Microsoft to Expand Software Giveaways to Dissidents
A month after "The New York Times" reported that Microsoft was helping the authoritarian Russian government crack down on dissidents, the software giant revealed plans to expand a scheme in which purported software privacy couldn't be used as a pretext for suppression.
October 18, 2010
A month after The New York Times reported that Microsoft was helping the authoritarian Russian government crack down on dissidents, the software giant revealed plans to expand a scheme in which purported software privacy couldn't be used as a pretext for suppression.
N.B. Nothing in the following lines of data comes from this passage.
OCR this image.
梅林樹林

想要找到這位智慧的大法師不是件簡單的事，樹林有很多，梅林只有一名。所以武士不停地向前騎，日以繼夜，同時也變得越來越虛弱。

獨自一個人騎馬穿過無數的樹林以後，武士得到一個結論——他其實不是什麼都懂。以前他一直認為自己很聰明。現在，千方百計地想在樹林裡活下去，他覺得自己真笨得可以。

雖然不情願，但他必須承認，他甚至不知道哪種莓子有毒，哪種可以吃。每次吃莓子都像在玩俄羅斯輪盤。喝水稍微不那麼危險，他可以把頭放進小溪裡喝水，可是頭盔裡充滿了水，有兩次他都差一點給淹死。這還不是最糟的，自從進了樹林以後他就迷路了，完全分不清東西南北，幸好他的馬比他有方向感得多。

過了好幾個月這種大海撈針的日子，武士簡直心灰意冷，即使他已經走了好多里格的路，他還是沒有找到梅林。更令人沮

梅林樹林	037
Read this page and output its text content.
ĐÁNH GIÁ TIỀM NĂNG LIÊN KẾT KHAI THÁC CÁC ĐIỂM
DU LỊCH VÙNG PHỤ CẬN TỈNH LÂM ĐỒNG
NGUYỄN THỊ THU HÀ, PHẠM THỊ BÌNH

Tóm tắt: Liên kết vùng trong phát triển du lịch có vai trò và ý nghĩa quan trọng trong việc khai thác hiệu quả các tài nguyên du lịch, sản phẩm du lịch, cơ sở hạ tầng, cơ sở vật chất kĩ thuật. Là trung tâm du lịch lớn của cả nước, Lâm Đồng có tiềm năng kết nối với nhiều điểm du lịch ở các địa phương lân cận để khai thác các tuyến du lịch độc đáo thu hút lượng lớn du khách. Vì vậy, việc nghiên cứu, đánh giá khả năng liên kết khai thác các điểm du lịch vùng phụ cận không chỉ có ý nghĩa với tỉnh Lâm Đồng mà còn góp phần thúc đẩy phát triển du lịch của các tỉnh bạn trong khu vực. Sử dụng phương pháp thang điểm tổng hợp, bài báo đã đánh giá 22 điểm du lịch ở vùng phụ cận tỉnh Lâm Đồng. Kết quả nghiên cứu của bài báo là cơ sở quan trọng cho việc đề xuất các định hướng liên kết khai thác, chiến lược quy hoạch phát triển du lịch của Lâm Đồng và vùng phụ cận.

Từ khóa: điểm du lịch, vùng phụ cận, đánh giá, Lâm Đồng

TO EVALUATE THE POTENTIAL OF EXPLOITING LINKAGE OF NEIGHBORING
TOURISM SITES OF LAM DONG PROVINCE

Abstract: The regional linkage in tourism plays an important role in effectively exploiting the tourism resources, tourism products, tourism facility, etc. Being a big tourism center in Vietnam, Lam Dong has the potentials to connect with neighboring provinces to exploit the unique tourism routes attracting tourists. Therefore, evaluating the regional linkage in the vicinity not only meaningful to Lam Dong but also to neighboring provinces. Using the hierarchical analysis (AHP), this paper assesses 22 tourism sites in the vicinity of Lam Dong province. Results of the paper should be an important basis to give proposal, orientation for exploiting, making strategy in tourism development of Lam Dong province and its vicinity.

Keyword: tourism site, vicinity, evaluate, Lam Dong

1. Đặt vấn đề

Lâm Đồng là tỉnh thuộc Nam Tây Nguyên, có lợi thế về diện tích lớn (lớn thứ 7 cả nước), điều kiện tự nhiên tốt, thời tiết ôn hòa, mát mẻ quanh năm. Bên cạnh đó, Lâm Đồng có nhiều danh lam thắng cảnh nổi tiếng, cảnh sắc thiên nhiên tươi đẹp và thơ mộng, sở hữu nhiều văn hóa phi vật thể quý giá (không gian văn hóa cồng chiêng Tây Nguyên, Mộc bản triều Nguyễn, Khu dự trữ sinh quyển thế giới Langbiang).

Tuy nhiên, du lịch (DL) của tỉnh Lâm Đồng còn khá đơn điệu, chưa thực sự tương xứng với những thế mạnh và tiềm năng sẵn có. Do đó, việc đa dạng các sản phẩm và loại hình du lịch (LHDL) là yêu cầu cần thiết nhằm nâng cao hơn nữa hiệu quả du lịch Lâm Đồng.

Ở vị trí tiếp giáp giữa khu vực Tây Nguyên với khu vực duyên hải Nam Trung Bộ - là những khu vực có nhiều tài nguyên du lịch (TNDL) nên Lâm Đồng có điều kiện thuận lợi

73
Now, in addition to aiding dissident groups in Russia by providing them with free, fully licensed software, Microsoft will expand the program to include numerous other countries, including China.
"We clearly have a very strong interest in ensuring that any antipiracy activities are being done for the purpose of reducing illegal piracy, and not for other purposes," Microsoft Deputy General Counsel and Vice President Nancy J. Anderson said. "Under the terms of our new nongovernmental organization software license, we will definitely not have any claims and not pursue any claims against nongovernmental organizations."
This move toward helping dissidents—or, as Microsoft calls them, "nongovernmental organizations" (NGOs)—is the result of backlash in the wake of the New York Times report. The paper claimed that Microsoft was implicitly and explicitly helping the Russian government crack down on dissidents in that country by filing bogus software-piracy complaints against them. These complaints were used as an excuse to conduct raids and seize computers, often on the eve of important public events.
Rather than deny the charges outlined by the New York Times, Microsoft at the time essentially admitted to the activity and said it would "move swiftly to seek to remove any incentive or ability to engage in such behavior." It announced, among other things, a plan to create a new "unilateral software license for NGOs that will ensure they have free, legal copies" of Microsoft products. This would prevent authoritarian governments from using software piracy as an excuse for raiding and harassing dissident groups.
This week, the scheme is being expanded to eight former Soviet republics, including Armenia, Azerbaijan, Belarus, Kazakhstan, Kyrgyzstan, Tajikistan, Turkmenistan, and Uzbekistan, as well as China, Malaysia, and Vietnam. Further expansion of the program is possible, Microsoft says.